基金supported by the National Natural Science Foundation of China(31301958)the Chinese Postdoctoral Science Foundation(2013T60808)
文摘High-throughput sequencing has identified a large number of sense-antisense transcriptional pairs, which indicates that these genes were transcribed from both directions. Recent reports have demonstrated that many antisense RNAs, especially lnc RNA(long non-coding RNA), can interact with the sense RNA by forming an RNA duplex. Many methods, such as RNA-sequencing, Northern blotting, RNase protection assays and strand-specific PCR, can be used to detect the antisense transcript and gene transcriptional orientation. However, the applications of these methods have been constrained, to some extent, because of the high cost, difficult operation or inaccuracy, especially regarding the analysis of substantial amounts of data. Thus, we developed an easy method to detect and validate these complicated RNAs.
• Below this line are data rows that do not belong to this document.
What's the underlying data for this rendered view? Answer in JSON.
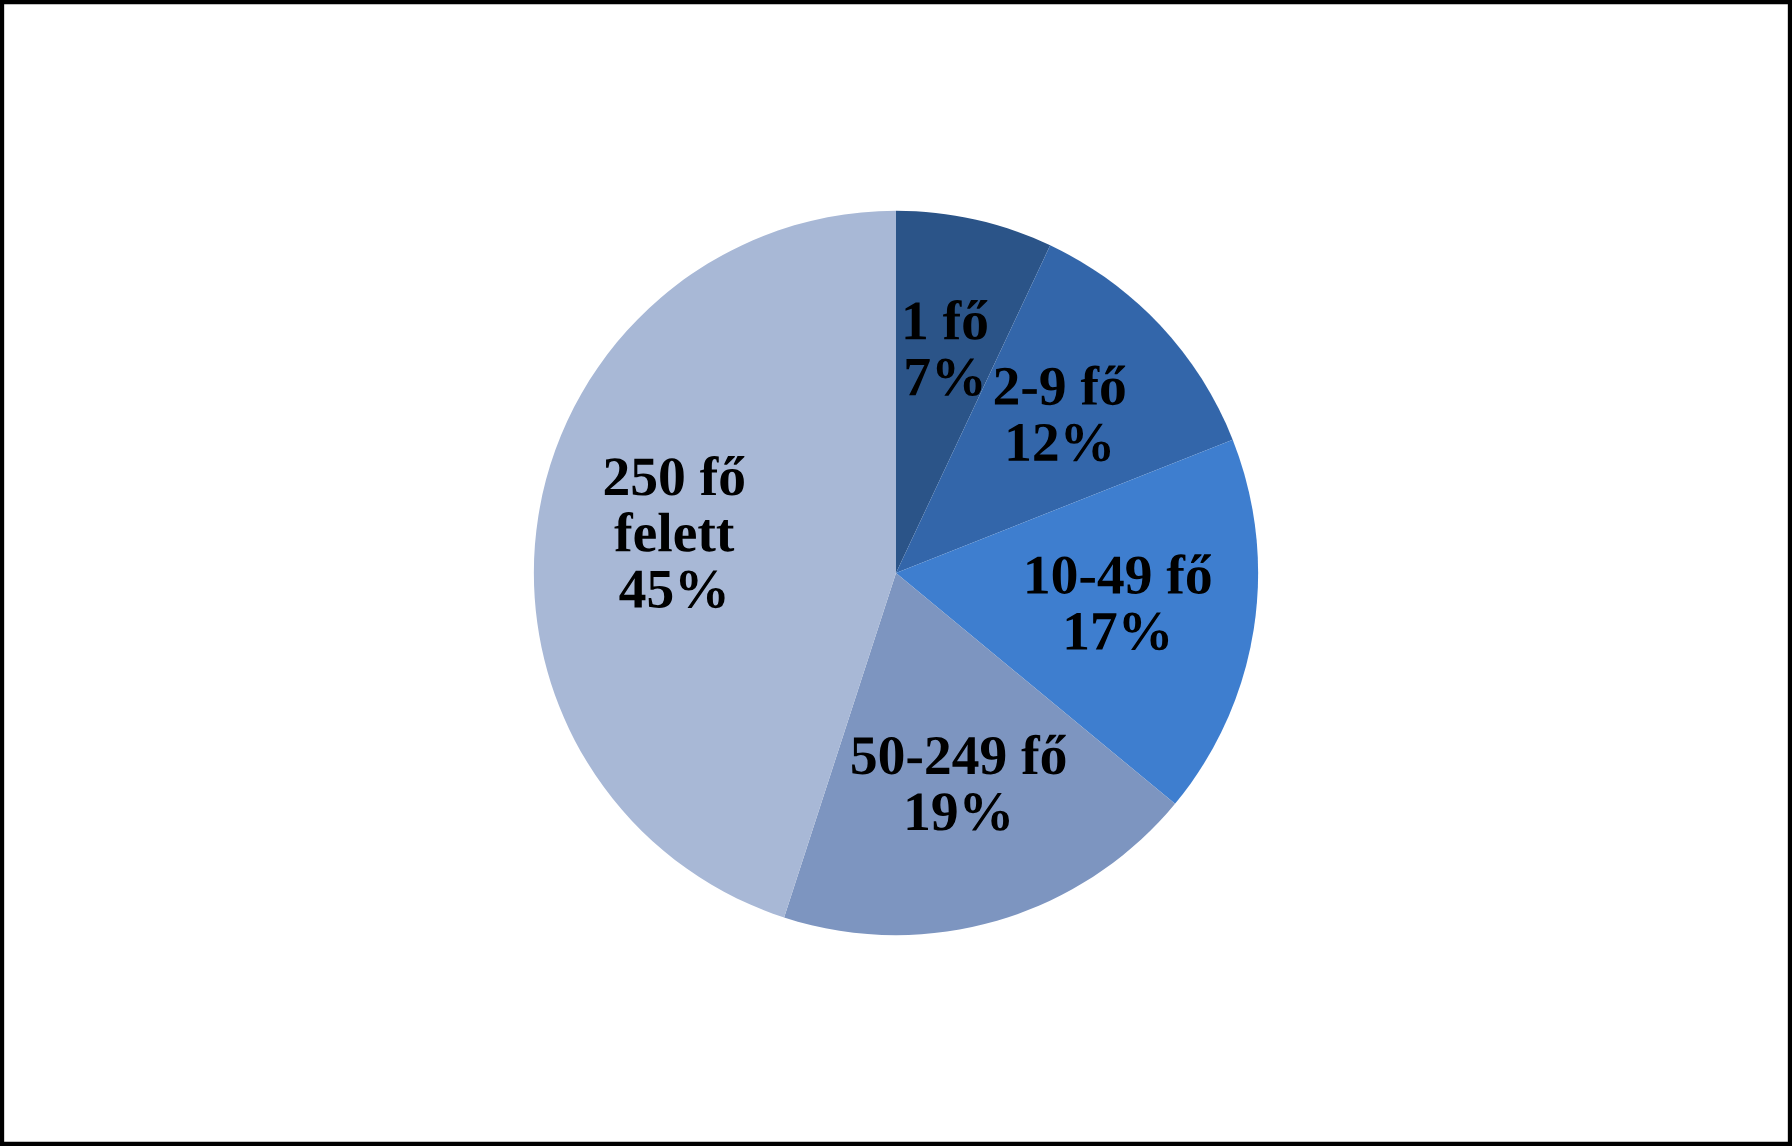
{
  "chart_data": {
    "type": "pie",
    "categories": [
      "1 fő",
      "2-9 fő",
      "10-49 fő",
      "50-249 fő",
      "250 fő felett"
    ],
    "values": [
      7,
      12,
      17,
      19,
      45
    ],
    "value_labels": [
      "7%",
      "12%",
      "17%",
      "19%",
      "45%"
    ],
    "colors": [
      "#2b5488",
      "#3366aa",
      "#3e7ecf",
      "#7d95c0",
      "#a8b8d6"
    ],
    "legend": false
  }
}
We primarily took advantage of the strand specificity of RT-PCR and the single-strand specificity of S1 endonuclease to analyze sense and antisense transcripts. Four known genes, including mouse β-actin and Tsix(Xist antisense RNA), chicken LXN(latexin) and GFM1(Gelongation factor, mitochondrial 1), were used to establish the method. These four genes were well studied and transcribed from positive strand, negative strand or both strands of DNA, respectively, which represented all possible cases. The results indicated that the method can easily distinguish sense, antisense and sense-antisense transcriptional pairs. In addition, it can be used to verify the results of high-throughput sequencing, as well as to analyze the regulatory mechanisms between RNAs. This method can improve the accuracy of detection and can be mainly used in analyzing single gene and was low cost.